The Wii U’s block diagram. A new, 14nm device would make this easy to shrink down and include — at least, if the NX is a console and not a tablet.
Given that Sony and Microsoft both dropped backwards compatibility off the latest generation with minimal fuss, it’s also possible that Nintendo will simply kill the option. It can always use the Virtual Console to bring hit games back, or keep the Wii U on-hand to satisfy gamers who want last-gen compatibility.

The Android option

AMD may be the obvious choice for a console design, but it’s not the only option. If Nintendo decided to move to a customized version of Android, it could take advantage of the work done by other companies to create an Android gaming ecosystem. Nvidia has likely done more in that sphere than any other company, and it offers some of the most advanced GPU technology you can buy in mobile. Nintendo’s decision-making process may be informed as much by hardware as by software — if Nintendo wants to emphasize its mobile gaming division and its new-found efforts to branch into smartphones and tablets, it could theoretically partner or license Nvidia’s graphics technology, combine it with a core license from ARM, and fab the chips at Samsung, GF, or TSMC.
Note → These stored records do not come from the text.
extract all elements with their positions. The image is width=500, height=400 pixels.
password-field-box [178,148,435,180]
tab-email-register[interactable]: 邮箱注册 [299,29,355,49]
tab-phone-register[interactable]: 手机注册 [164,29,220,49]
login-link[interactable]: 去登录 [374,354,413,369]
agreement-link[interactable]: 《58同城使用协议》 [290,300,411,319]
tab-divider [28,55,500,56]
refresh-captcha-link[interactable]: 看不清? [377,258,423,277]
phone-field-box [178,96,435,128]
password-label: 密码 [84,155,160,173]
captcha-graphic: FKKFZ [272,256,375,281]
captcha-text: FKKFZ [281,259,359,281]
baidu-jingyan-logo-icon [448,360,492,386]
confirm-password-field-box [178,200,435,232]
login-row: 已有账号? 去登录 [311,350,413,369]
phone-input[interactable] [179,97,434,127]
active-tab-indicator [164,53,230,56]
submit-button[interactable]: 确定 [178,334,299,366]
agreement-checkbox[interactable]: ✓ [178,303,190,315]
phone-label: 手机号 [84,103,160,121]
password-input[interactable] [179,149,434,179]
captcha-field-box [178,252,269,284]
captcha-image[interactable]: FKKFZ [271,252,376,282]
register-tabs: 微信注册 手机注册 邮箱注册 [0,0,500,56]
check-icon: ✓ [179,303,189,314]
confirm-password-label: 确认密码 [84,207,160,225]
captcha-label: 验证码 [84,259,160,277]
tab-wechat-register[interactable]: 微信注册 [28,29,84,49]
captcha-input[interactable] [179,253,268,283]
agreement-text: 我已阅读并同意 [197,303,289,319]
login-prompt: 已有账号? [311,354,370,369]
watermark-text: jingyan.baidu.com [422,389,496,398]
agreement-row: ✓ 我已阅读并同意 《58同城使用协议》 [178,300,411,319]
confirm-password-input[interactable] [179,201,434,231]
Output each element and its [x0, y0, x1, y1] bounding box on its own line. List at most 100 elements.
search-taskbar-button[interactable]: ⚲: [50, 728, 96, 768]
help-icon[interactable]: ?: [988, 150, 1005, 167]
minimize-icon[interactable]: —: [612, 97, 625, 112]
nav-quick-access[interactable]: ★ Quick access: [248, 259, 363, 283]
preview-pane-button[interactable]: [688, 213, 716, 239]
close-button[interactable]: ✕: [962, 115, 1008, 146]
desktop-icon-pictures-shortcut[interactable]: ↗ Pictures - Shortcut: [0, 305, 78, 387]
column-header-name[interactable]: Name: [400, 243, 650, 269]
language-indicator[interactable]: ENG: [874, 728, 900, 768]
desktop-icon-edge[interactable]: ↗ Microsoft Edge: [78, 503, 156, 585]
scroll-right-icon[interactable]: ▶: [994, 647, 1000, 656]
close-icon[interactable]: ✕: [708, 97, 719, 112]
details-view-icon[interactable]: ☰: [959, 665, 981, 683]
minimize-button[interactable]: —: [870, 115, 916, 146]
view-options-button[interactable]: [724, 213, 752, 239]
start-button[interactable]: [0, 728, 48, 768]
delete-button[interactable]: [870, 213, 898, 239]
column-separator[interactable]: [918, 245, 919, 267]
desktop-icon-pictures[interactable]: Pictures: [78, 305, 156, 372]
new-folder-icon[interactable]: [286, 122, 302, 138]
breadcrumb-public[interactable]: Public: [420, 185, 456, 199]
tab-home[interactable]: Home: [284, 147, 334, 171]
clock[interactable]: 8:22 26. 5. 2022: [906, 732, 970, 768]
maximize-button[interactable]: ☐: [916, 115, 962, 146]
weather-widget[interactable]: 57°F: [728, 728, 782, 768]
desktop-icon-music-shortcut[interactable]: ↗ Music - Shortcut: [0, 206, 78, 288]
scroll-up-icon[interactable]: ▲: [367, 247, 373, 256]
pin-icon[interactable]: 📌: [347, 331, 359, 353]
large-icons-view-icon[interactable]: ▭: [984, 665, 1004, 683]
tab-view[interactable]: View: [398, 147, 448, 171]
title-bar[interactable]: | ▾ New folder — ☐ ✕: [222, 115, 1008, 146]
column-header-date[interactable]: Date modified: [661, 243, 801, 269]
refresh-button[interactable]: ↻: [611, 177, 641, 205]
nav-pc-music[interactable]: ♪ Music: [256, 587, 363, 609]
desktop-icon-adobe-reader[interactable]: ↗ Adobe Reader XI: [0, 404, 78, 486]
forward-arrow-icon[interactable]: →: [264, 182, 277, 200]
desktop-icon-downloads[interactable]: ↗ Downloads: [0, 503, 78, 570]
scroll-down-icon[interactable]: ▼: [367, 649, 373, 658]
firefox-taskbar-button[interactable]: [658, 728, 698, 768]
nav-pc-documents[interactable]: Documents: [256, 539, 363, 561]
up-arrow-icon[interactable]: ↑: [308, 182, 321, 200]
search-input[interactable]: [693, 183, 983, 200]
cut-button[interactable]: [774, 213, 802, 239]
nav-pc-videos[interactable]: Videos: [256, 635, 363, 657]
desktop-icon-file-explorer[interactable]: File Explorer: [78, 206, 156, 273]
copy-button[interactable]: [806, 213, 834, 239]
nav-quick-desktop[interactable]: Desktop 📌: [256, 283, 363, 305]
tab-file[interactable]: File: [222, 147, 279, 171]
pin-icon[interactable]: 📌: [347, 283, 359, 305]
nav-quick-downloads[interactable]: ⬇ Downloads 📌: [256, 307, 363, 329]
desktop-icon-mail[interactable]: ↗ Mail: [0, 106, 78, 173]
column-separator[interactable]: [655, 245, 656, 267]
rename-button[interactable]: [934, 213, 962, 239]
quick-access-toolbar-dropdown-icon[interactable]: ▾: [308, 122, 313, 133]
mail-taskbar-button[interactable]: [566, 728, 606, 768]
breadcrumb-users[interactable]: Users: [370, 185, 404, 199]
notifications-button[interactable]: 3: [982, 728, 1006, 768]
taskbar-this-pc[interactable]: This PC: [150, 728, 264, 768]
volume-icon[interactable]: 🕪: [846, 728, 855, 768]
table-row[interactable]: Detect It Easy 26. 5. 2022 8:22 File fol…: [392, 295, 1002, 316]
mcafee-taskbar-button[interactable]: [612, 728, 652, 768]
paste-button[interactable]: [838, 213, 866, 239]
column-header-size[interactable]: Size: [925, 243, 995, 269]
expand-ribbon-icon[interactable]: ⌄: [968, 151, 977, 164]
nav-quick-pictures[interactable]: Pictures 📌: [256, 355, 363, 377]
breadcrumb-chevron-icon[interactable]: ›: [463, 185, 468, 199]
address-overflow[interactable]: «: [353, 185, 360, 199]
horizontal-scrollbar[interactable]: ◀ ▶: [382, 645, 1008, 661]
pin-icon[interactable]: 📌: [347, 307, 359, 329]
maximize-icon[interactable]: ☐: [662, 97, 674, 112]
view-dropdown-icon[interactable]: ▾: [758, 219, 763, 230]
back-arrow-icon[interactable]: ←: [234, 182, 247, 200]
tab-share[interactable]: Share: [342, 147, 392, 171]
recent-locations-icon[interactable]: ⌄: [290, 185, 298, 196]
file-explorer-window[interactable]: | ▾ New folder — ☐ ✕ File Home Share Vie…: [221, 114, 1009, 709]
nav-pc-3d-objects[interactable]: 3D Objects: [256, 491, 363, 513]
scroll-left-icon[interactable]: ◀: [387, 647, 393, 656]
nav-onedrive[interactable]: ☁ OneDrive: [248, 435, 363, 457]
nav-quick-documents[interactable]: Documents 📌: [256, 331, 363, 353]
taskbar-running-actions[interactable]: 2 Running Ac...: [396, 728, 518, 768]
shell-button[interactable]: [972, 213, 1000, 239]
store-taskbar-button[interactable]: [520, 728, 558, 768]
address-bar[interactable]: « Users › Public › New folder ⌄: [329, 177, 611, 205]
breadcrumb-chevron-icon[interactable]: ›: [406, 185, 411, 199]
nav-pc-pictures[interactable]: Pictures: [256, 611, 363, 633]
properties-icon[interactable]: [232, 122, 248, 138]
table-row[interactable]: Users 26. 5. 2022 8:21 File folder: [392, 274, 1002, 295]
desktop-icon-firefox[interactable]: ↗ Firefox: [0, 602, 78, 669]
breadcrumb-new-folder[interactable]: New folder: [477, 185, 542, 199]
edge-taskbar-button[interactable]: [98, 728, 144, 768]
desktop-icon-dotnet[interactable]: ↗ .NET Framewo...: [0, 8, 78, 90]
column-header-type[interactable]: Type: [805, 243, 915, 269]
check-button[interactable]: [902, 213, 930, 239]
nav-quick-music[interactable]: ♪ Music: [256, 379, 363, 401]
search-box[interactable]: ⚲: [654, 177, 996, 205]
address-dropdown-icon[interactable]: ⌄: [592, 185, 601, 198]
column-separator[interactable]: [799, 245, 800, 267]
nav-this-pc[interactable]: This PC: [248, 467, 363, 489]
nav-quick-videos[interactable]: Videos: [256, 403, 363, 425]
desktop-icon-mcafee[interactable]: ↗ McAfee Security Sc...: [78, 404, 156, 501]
One final note: While winning a new Nintendo console would generate positive buzz for AMD, I wouldn’t expect the company’s revenue to take a dramatic kick upwards as a result. We don’t know the details of the contracts AMD signed for the original Wii or Wii U, but there was never any evidence that the Wii was a huge moneymaker for the company, despite the fact that Nintendo sold over 100 million of them. A new manufacturing contract combined with strong NX sales could change that, but after the Wii U’s tremendous disappointment, Nintendo needs to demonstrate it can build a compelling platform.